###  Codio Activity 19.1: Regression Models for Predictions

**Expected Time = 60 minutes**

**Total Points = 50**

This activity will use regression models to provide scores for unseen content (albums).  Using these scores, you can make recommendations for unheard albums to users. You are also given similar information as to that from the lecture in terms of *lofi* and *slick* scores for each artist.

#### Index

- [Problem 1](#-Problem-1)
- [Problem 2](#-Problem-2)
- [Problem 3](#-Problem-3)
- [Problem 4](#-Problem-4)
- [Problem 5](#-Problem-5)

In [2]:
import os
import matplotlib.pyplot as plt
import pandas as pd
import numpy as np

from sklearn.linear_model import LinearRegression

#### Our Data

This example uses a synthetic dataset of reviews from five individuals and five albums.  The dataset is loaded and displayed below. Two additional columns `lofi` and `slick` are included to rate the nature of the music. 


In [5]:
reviews = pd.read_csv('../data/sample_reviews.csv', index_col=0)

In [7]:
reviews.head()

Unnamed: 0,Alfred,Mandy,Lenny,Joan,Tino,slick,lofi
Michael Jackson,3.0,,2.0,3.0,1.0,8,2
Clint Black,4.0,9.0,5.0,,1.0,8,2
Dropdead,,,8.0,9.0,,2,9
Anti-Cimex,4.0,3.0,9.0,4.0,9.0,2,10
Cardi B,4.0,8.0,,9.0,5.0,9,3


[Back to top](#-Index)

### Problem 1

#### Considering Alfred

**10 Points**

Define `X` to contain only the `slick` and `lofi` columns of the `reviews` dataframe, with rows where the `Alfred` column had missing values removed. Define `y`  as a new series y that contains the non-missing values from the `Alfred` column in the `reviews` dataframe.
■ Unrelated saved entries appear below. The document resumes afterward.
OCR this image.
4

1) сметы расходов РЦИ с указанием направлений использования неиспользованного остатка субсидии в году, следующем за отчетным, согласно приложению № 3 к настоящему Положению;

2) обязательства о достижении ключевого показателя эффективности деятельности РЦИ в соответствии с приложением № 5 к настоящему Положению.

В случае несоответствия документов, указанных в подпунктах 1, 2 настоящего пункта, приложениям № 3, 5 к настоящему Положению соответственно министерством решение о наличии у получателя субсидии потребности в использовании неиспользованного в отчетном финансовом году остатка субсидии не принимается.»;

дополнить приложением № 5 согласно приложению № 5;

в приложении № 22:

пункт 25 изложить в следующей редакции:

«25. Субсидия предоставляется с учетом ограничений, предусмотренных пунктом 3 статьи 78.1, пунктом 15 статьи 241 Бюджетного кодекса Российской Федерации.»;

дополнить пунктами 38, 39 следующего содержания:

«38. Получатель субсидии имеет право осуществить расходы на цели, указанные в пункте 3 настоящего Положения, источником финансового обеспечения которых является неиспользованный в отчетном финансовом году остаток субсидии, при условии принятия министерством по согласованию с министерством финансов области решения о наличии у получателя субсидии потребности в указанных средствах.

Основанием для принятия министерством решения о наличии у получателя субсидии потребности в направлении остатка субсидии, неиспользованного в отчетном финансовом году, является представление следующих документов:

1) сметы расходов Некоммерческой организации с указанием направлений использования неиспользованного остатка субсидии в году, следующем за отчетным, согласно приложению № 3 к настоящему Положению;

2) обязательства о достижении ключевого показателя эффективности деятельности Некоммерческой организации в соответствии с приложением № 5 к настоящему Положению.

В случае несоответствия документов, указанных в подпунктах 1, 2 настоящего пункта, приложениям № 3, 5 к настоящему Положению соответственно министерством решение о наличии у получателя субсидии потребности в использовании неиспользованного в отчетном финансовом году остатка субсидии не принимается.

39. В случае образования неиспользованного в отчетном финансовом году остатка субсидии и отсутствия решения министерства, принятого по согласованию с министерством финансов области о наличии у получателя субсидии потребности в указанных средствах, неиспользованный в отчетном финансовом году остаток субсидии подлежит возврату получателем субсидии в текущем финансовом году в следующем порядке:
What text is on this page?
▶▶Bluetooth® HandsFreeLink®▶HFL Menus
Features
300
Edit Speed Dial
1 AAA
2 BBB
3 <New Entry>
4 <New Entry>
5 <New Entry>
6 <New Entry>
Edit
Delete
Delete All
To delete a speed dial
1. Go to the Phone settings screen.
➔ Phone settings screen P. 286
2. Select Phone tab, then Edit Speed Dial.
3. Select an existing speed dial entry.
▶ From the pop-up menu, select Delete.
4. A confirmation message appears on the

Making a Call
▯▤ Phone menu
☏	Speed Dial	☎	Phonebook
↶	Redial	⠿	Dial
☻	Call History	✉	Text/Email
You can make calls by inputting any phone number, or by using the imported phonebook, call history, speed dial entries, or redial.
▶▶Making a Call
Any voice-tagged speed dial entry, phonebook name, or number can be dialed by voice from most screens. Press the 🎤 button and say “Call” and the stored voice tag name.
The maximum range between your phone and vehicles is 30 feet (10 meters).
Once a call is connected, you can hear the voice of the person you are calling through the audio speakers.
Instantiate a new linear regression model and fit it to `X` and `y`. Assign this model to the variable `alfred_lr`.

Next, create a new dataframe `newx` that contains only the rows from the `reviews` dataframe where the `Alfred` column has missing (NaN) values. Additionally, ensure that you are selecting only the `slick` and `lofi` columns from these rows.

Finally, use the function `predict` on `alfred_lr` with argument equal to `newx` to calculate your predictions. Assign your result to `alfred_dd_predict`.


In [9]:
### GRADED
X = reviews[['slick', 'lofi']].loc[reviews['Alfred'].notna()]
y = reviews['Alfred'].dropna()
alfred_lr = LinearRegression().fit(X, y)

newx = reviews[['slick', 'lofi']].loc[reviews['Alfred'].isna()]

alfred_dd_predict = alfred_lr.predict(newx)

### ANSWER CHECK
alfred_dd_predict

array([3.75])

[Back to top](#-Index)

### Problem 2

#### User Vector for Alfred

**10 Points**

Assign the coefficients of the linear regressions model `alfred_lr` to `alfred_vector` below.


In [11]:
### GRADED
alfred_vector = alfred_lr.coef_

### ANSWER CHECK
pd.DataFrame(alfred_vector.reshape(1, 2), columns = ['slick', 'lofi'], index = ['Alfred'])

Unnamed: 0,slick,lofi
Alfred,0.25,0.25


[Back to top](#-Index)

### Problem 3

#### Considering Tino

**10 Points**

Build a regression model `tino_lr` in a similar way as in Problem 1, but now for the user `Tino`.  Assign the prediction to `tino_dd_predict` as a numpy array below.

In [13]:
### GRADED
X = reviews[['slick', 'lofi']].loc[reviews['Tino'].notna()]
y = reviews['Tino'].dropna()
tino_lr = LinearRegression().fit(X, y)

newx = reviews[['slick', 'lofi']].loc[reviews['Tino'].isna()]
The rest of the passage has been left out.